The government tracing 300 emerging Covid-19 hotspots in the country from Aarogya Setu data is proof of how crucial the app is to India’s fight against the pandemic. That there are only 10 crore downloads against 30 crore smartphones in the country only shows how much more room we have for efficiency in contact-tracing. In the present instance, the government used syndromic mapping using a string of data from self-assessment, contact tracing, and historical patterns to identify hotspots at the sub-post office level. While the analysis may not be concrete—someone having flu may exhibit similar symptoms— Aarogya Setu is still key to India’s Covid-19 arsenal.
It has been able to contact-trace 1,00,000 people from 12,500 tested individuals, and have 10,000 tests conducted with an efficacy rate of 23%. Besides, as economic activity resumes, even though in a partial manner, the role of Aarogya Setu becomes quite important. More so, when contact tracing will have to be done on a larger scale, and states have not been able to do enough on this front. Data, for instance, shows that Maharashtra was only able to contact-trace 57% of the people as of April 25. The figures for Mumbai, which accounts for nearly one-fifth of India’s cases, is 54%. Consider, then, how poor the track record of states that have neither Mumbai’s savvy when it comes to tech nor comparable resources would be.
The government has done well to release app guidelines and information to reinforce trust, but it needs to do more on the technology front if it is to drive adoption. At present, the app only records your activity, but does not provide maps for hotspots or areas where people are quarantined. Nor does it provide information on whether an area is high-risk.

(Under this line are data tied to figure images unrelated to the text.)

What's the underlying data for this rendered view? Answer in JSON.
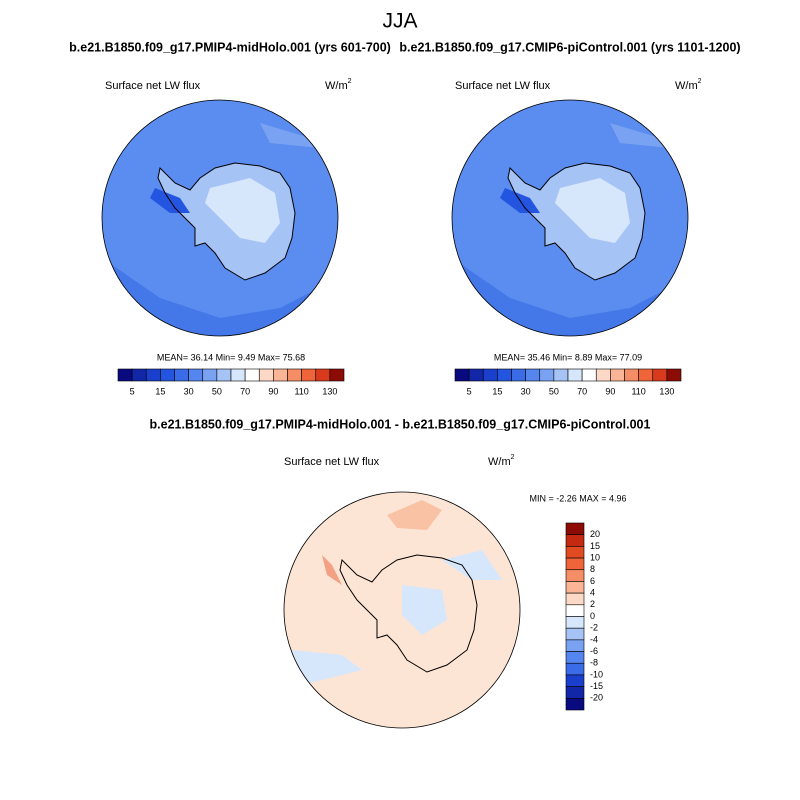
{
  "title": "JJA",
  "panels": [
    {
      "title": "b.e21.B1850.f09_g17.PMIP4-midHolo.001 (yrs 601-700)",
      "variable": "Surface net LW flux",
      "units": "W/m",
      "units_exp": "2",
      "stats": "MEAN=  36.14  Min=   9.49  Max=  75.68",
      "colorbar": {
        "labels": [
          5,
          15,
          30,
          50,
          70,
          90,
          110,
          130
        ],
        "colors": [
          "#0a0a80",
          "#1226a8",
          "#1a3fcc",
          "#2455e0",
          "#3a6ce8",
          "#5585ee",
          "#7aa2f2",
          "#a6c3f6",
          "#d6e6fb",
          "#ffffff",
          "#fcd9c6",
          "#f9b596",
          "#f58e66",
          "#f0643a",
          "#d9391c",
          "#8c0c05"
        ]
      }
    },
    {
      "title": "b.e21.B1850.f09_g17.CMIP6-piControl.001 (yrs 1101-1200)",
      "variable": "Surface net LW flux",
      "units": "W/m",
      "units_exp": "2",
      "stats": "MEAN=  35.46  Min=   8.89  Max=  77.09",
      "colorbar": {
        "labels": [
          5,
          15,
          30,
          50,
          70,
          90,
          110,
          130
        ],
        "colors": [
          "#0a0a80",
          "#1226a8",
          "#1a3fcc",
          "#2455e0",
          "#3a6ce8",
          "#5585ee",
          "#7aa2f2",
          "#a6c3f6",
          "#d6e6fb",
          "#ffffff",
          "#fcd9c6",
          "#f9b596",
          "#f58e66",
          "#f0643a",
          "#d9391c",
          "#8c0c05"
        ]
      }
    }
  ],
  "difference": {
    "title": "b.e21.B1850.f09_g17.PMIP4-midHolo.001 - b.e21.B1850.f09_g17.CMIP6-piControl.001",
    "variable": "Surface net LW flux",
    "units": "W/m",
    "units_exp": "2",
    "stats": "MIN =  -2.26 MAX =   4.96",
    "colorbar": {
      "labels": [
        20,
        15,
        10,
        8,
        6,
        4,
        2,
        0,
        -2,
        -4,
        -6,
        -8,
        -10,
        -15,
        -20
      ],
      "colors": [
        "#8c0c05",
        "#c42a10",
        "#e24a22",
        "#f0643a",
        "#f58e66",
        "#f9b596",
        "#fcd9c6",
        "#ffffff",
        "#d6e6fb",
        "#a6c3f6",
        "#7aa2f2",
        "#5585ee",
        "#3a6ce8",
        "#1a3fcc",
        "#1226a8",
        "#0a0a80"
      ]
    }
  }
}
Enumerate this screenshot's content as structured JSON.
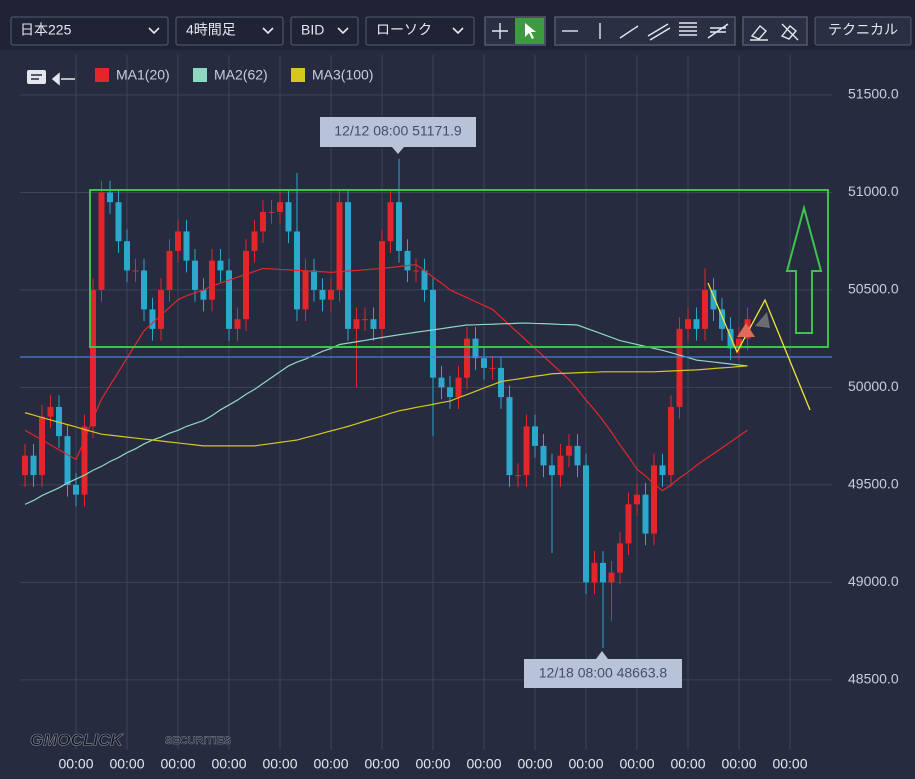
{
  "toolbar": {
    "symbol": "日本225",
    "timeframe": "4時間足",
    "price_type": "BID",
    "chart_style": "ローソク",
    "technical": "テクニカル"
  },
  "chart_data": {
    "type": "candlestick",
    "categories": [
      null,
      null,
      null,
      null,
      null,
      null,
      "00:00",
      null,
      null,
      null,
      null,
      null,
      "00:00",
      null,
      null,
      null,
      null,
      null,
      "00:00",
      null,
      null,
      null,
      null,
      null,
      "00:00",
      null,
      null,
      null,
      null,
      null,
      "00:00",
      null,
      null,
      null,
      null,
      null,
      "00:00",
      null,
      null,
      null,
      null,
      null,
      "00:00",
      null,
      null,
      null,
      null,
      null,
      "00:00",
      null,
      null,
      null,
      null,
      null,
      "00:00",
      null,
      null,
      null,
      null,
      null,
      "00:00",
      null,
      null,
      null,
      null,
      null,
      "00:00",
      null,
      null,
      null,
      null,
      null,
      "00:00",
      null,
      null,
      null,
      null,
      null,
      "00:00",
      null,
      null,
      null,
      null,
      null,
      "00:00",
      null,
      null,
      null,
      null,
      null,
      "00:00"
    ],
    "open": [
      49550,
      49650,
      49550,
      49850,
      49900,
      49750,
      49500,
      49450,
      49800,
      50500,
      51000,
      50950,
      50750,
      50600,
      50600,
      50400,
      50300,
      50500,
      50700,
      50800,
      50650,
      50500,
      50450,
      50650,
      50600,
      50300,
      50350,
      50700,
      50800,
      50900,
      50900,
      50950,
      50800,
      50400,
      50600,
      50500,
      50450,
      50500,
      50950,
      50300,
      50350,
      50350,
      50300,
      50750,
      50950,
      50700,
      50600,
      50600,
      50500,
      50050,
      50000,
      49950,
      50050,
      50250,
      50150,
      50100,
      50100,
      49950,
      49550,
      49550,
      49800,
      49700,
      49600,
      49550,
      49650,
      49700,
      49600,
      49000,
      49100,
      49000,
      49050,
      49200,
      49400,
      49450,
      49250,
      49600,
      49550,
      49900,
      50300,
      50350,
      50300,
      50500,
      50400,
      50300,
      50200,
      50250,
      null,
      null,
      null,
      null,
      null
    ],
    "high": [
      49710,
      49710,
      49910,
      49960,
      49960,
      49810,
      49560,
      49860,
      50560,
      51060,
      51060,
      51010,
      50810,
      50660,
      50660,
      50460,
      50560,
      50760,
      50860,
      50860,
      50710,
      50560,
      50710,
      50710,
      50660,
      50410,
      50760,
      50860,
      50960,
      50960,
      51010,
      51010,
      51100,
      50660,
      50660,
      50560,
      50560,
      51010,
      51010,
      50410,
      50410,
      50410,
      50810,
      51010,
      51171.9,
      50760,
      50660,
      50660,
      50560,
      50110,
      50060,
      50110,
      50310,
      50310,
      50210,
      50160,
      50160,
      50010,
      49610,
      49860,
      49860,
      49760,
      49660,
      49710,
      49760,
      49760,
      49660,
      49160,
      49160,
      49110,
      49260,
      49460,
      49510,
      49510,
      49660,
      49660,
      49960,
      50360,
      50410,
      50410,
      50610,
      50560,
      50460,
      50360,
      50310,
      50410,
      null,
      null,
      null,
      null,
      null
    ],
    "low": [
      49490,
      49490,
      49490,
      49790,
      49690,
      49440,
      49390,
      49390,
      49740,
      50440,
      50890,
      50690,
      50540,
      50540,
      50340,
      50240,
      50240,
      50440,
      50640,
      50590,
      50440,
      50390,
      50390,
      50540,
      50240,
      50240,
      50290,
      50640,
      50740,
      50840,
      50840,
      50740,
      50340,
      50340,
      50440,
      50390,
      50390,
      50440,
      50240,
      50000,
      50290,
      50240,
      50240,
      50690,
      50640,
      50540,
      50540,
      50440,
      49750,
      49940,
      49890,
      49890,
      49990,
      50090,
      50040,
      50040,
      49890,
      49490,
      49490,
      49490,
      49640,
      49540,
      49150,
      49490,
      49590,
      49540,
      48940,
      48940,
      48663.8,
      48800,
      48990,
      49140,
      49340,
      49190,
      49190,
      49490,
      49490,
      49840,
      50240,
      50240,
      50240,
      50340,
      50240,
      50140,
      50140,
      50190,
      null,
      null,
      null,
      null,
      null
    ],
    "close": [
      49650,
      49550,
      49850,
      49900,
      49750,
      49500,
      49450,
      49800,
      50500,
      51000,
      50950,
      50750,
      50600,
      50600,
      50400,
      50300,
      50500,
      50700,
      50800,
      50650,
      50500,
      50450,
      50650,
      50600,
      50300,
      50350,
      50700,
      50800,
      50900,
      50900,
      50950,
      50800,
      50400,
      50600,
      50500,
      50450,
      50500,
      50950,
      50300,
      50350,
      50350,
      50300,
      50750,
      50950,
      50700,
      50600,
      50600,
      50500,
      50050,
      50000,
      49950,
      50050,
      50250,
      50150,
      50100,
      50100,
      49950,
      49550,
      49550,
      49800,
      49700,
      49600,
      49550,
      49650,
      49700,
      49600,
      49000,
      49100,
      49000,
      49050,
      49200,
      49400,
      49450,
      49250,
      49600,
      49550,
      49900,
      50300,
      50350,
      50300,
      50500,
      50400,
      50300,
      50200,
      50250,
      50350,
      null,
      null,
      null,
      null,
      null
    ],
    "up_color": "#e3262b",
    "down_color": "#2aa9cc",
    "series": [
      {
        "name": "MA1(20)",
        "color": "#e3262b",
        "values": [
          49780,
          49755,
          49730,
          49705,
          49680,
          49655,
          49630,
          49730,
          49840,
          49940,
          50010,
          50080,
          50150,
          50220,
          50290,
          50330,
          50370,
          50410,
          50450,
          50470,
          50485,
          50500,
          50520,
          50535,
          50550,
          50565,
          50580,
          50595,
          50610,
          50608,
          50605,
          50603,
          50600,
          50598,
          50595,
          50593,
          50590,
          50593,
          50597,
          50600,
          50603,
          50607,
          50610,
          50615,
          50620,
          50625,
          50630,
          50600,
          50565,
          50535,
          50500,
          50480,
          50460,
          50440,
          50420,
          50400,
          50360,
          50320,
          50280,
          50240,
          50200,
          50160,
          50120,
          50080,
          50040,
          49990,
          49935,
          49885,
          49830,
          49770,
          49705,
          49645,
          49580,
          49545,
          49505,
          49470,
          49500,
          49535,
          49565,
          49600,
          49630,
          49660,
          49690,
          49720,
          49750,
          49780,
          null,
          null,
          null,
          null,
          null
        ]
      },
      {
        "name": "MA2(62)",
        "color": "#8fd8c0",
        "values": [
          49400,
          49420,
          49445,
          49465,
          49485,
          49510,
          49530,
          49550,
          49575,
          49595,
          49620,
          49640,
          49665,
          49685,
          49710,
          49730,
          49745,
          49765,
          49780,
          49800,
          49815,
          49830,
          49855,
          49885,
          49910,
          49935,
          49965,
          49990,
          50020,
          50050,
          50080,
          50110,
          50130,
          50145,
          50165,
          50185,
          50200,
          50220,
          50227,
          50234,
          50241,
          50249,
          50256,
          50263,
          50270,
          50276,
          50283,
          50289,
          50295,
          50301,
          50308,
          50314,
          50320,
          50321,
          50323,
          50324,
          50326,
          50327,
          50329,
          50330,
          50328,
          50327,
          50325,
          50323,
          50322,
          50320,
          50304,
          50288,
          50272,
          50256,
          50240,
          50230,
          50220,
          50210,
          50200,
          50190,
          50178,
          50165,
          50153,
          50140,
          50135,
          50130,
          50125,
          50120,
          50115,
          50110,
          null,
          null,
          null,
          null,
          null
        ]
      },
      {
        "name": "MA3(100)",
        "color": "#d4c81c",
        "values": [
          49870,
          49858,
          49845,
          49833,
          49821,
          49809,
          49797,
          49784,
          49772,
          49760,
          49755,
          49750,
          49745,
          49740,
          49735,
          49730,
          49725,
          49720,
          49715,
          49710,
          49705,
          49700,
          49700,
          49700,
          49700,
          49700,
          49700,
          49700,
          49706,
          49712,
          49718,
          49724,
          49730,
          49742,
          49753,
          49765,
          49777,
          49788,
          49800,
          49813,
          49827,
          49840,
          49853,
          49867,
          49880,
          49888,
          49897,
          49905,
          49913,
          49922,
          49930,
          49947,
          49963,
          49980,
          49997,
          50013,
          50030,
          50037,
          50043,
          50050,
          50057,
          50063,
          50070,
          50072,
          50073,
          50075,
          50077,
          50078,
          50080,
          50080,
          50080,
          50080,
          50080,
          50080,
          50080,
          50082,
          50084,
          50086,
          50088,
          50090,
          50093,
          50097,
          50100,
          50103,
          50107,
          50110,
          null,
          null,
          null,
          null,
          null
        ]
      }
    ],
    "ylim": [
      48140,
      51705
    ],
    "yticks": [
      {
        "value": 48500,
        "label": "48500.0"
      },
      {
        "value": 49000,
        "label": "49000.0"
      },
      {
        "value": 49500,
        "label": "49500.0"
      },
      {
        "value": 50000,
        "label": "50000.0"
      },
      {
        "value": 50500,
        "label": "50500.0"
      },
      {
        "value": 51000,
        "label": "51000.0"
      },
      {
        "value": 51500,
        "label": "51500.0"
      }
    ],
    "grid": true,
    "annotations": [
      "12/12 08:00 51171.9",
      "12/18 08:00 48663.8"
    ],
    "logo": [
      "GMOCLICK",
      "SECURITIES"
    ]
  }
}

Although there are plans to incorporate some of these features, this has to be fast-tracked for greater adoption.
More importantly, it needs to start bug-bounty programmes and make the code open-source—this is also planned—for people to detect vulnerabilities and alert the government, so that it can ramp up its security infrastructure.
However, the success of the app will rely on testing. Even if the app can identify potential hotspots, without the requisite testing spread and momentum, it would be impossible for the government to track and trace people. So, the government will need to ramp up its testing capabilities. An analysis in this paper showed that the government would need 5.5 crore test kits by the end of June, and 47.4 crore by the end of July. While cases have been doubling every 11 days, ICMR’s testing capacity doubles every 12 days. Thus, without requisite testing, the system may not work. Testing is the key, Aarogya Setu can be used to build upon it.